In an interview on the Tucker Carlson Network last year, he referenced  Dirac, who predicted the existence of “antimatter” in 1928, specifically a counterpart to the electron. Four years later, in 1932, Carl Anderson discovered the positron, a particle with the same mass as an electron but with a positive charge. Soon described this as miraculous, highlighting Dirac’s ability to predict its existence before any experimental confirmation.

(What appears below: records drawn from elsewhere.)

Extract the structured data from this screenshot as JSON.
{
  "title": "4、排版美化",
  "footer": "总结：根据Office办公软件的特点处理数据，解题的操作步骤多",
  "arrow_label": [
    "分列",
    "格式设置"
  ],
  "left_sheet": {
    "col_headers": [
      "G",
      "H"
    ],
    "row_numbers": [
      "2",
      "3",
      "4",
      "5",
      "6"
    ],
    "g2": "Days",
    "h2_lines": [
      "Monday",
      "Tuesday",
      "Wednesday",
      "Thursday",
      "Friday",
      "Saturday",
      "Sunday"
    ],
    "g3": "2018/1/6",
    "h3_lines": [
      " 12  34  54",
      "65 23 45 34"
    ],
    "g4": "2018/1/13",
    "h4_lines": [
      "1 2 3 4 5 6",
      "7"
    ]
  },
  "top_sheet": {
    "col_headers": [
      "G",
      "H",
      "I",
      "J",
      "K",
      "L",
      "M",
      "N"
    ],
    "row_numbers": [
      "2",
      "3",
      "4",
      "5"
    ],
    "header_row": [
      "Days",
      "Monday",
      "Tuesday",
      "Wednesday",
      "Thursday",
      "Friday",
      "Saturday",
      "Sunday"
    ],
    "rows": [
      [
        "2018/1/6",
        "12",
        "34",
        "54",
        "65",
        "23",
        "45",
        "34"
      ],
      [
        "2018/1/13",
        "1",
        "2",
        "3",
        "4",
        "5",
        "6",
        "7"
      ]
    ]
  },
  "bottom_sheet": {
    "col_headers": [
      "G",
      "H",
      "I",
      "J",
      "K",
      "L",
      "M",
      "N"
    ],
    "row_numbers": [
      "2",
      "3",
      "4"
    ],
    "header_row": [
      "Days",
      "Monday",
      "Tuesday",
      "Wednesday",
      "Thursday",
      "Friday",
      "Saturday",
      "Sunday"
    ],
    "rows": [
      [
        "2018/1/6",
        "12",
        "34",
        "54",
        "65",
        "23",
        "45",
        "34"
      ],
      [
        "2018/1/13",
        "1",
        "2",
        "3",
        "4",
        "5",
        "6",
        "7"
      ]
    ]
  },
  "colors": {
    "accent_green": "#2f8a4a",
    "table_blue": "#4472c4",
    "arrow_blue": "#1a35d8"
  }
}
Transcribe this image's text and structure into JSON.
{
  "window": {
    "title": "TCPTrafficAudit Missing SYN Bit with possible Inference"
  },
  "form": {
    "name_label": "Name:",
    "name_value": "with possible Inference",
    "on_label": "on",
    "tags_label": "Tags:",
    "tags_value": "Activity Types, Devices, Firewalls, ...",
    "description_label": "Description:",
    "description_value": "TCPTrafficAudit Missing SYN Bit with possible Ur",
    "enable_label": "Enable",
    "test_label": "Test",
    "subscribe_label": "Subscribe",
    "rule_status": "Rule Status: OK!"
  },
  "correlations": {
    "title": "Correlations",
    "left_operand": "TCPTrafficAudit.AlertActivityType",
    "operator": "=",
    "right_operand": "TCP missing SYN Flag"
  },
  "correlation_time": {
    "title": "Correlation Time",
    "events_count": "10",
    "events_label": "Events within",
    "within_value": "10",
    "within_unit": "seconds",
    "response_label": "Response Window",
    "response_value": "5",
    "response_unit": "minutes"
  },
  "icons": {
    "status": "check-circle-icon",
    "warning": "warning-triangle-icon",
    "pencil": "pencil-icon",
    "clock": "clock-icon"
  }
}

Dr. Soon also referred to geometry in mathematics, specifically the concept of closed curvature in spacetime without gravity, which has long challenged the understanding of how mathematics relates to the real world. He noted that studies have explored this topic extensively. Hermann Weyl, a German mathematician, introduced the Weyl tensor to measure spacetime curvature without relying on mass-energy. This tensor helps describe tidal forces in a gravitational field without referencing the energy-momentum tensor.
John Archibald Wheeler, an American theoretical physicist, gave “Geometrodynamics”, proposing all physical phenomena could be understood in terms of spacetime geometry, and suggesting that curvature can exist due to the vacuum structure rather than mass-energy. He also introduced geons—self-contained gravitational or electromagnetic waves held together by their own energy, demonstrating curved spacetime without traditional gravitational sources.
Willem de Sitter’s solutions to Einstein’s field equations describe “de Sitter and anti-de Sitter spacetimes,” where a universe with positive curvature is driven by a cosmological constant, independent of any matter content.

How many people can understand this? But, as difficult--and harmonious--as the obscure might be, it is not necessarily spiritual. A Rubik's Cube is difficult and harmonious.

Dr. Soon concluded by saying, “There are many incidents and examples like this. So sometimes we have to bow down and occasionally take a deep breath, and maybe some ever-present forces will illuminate our lives. God has given us light. All we have to do is just follow the light.”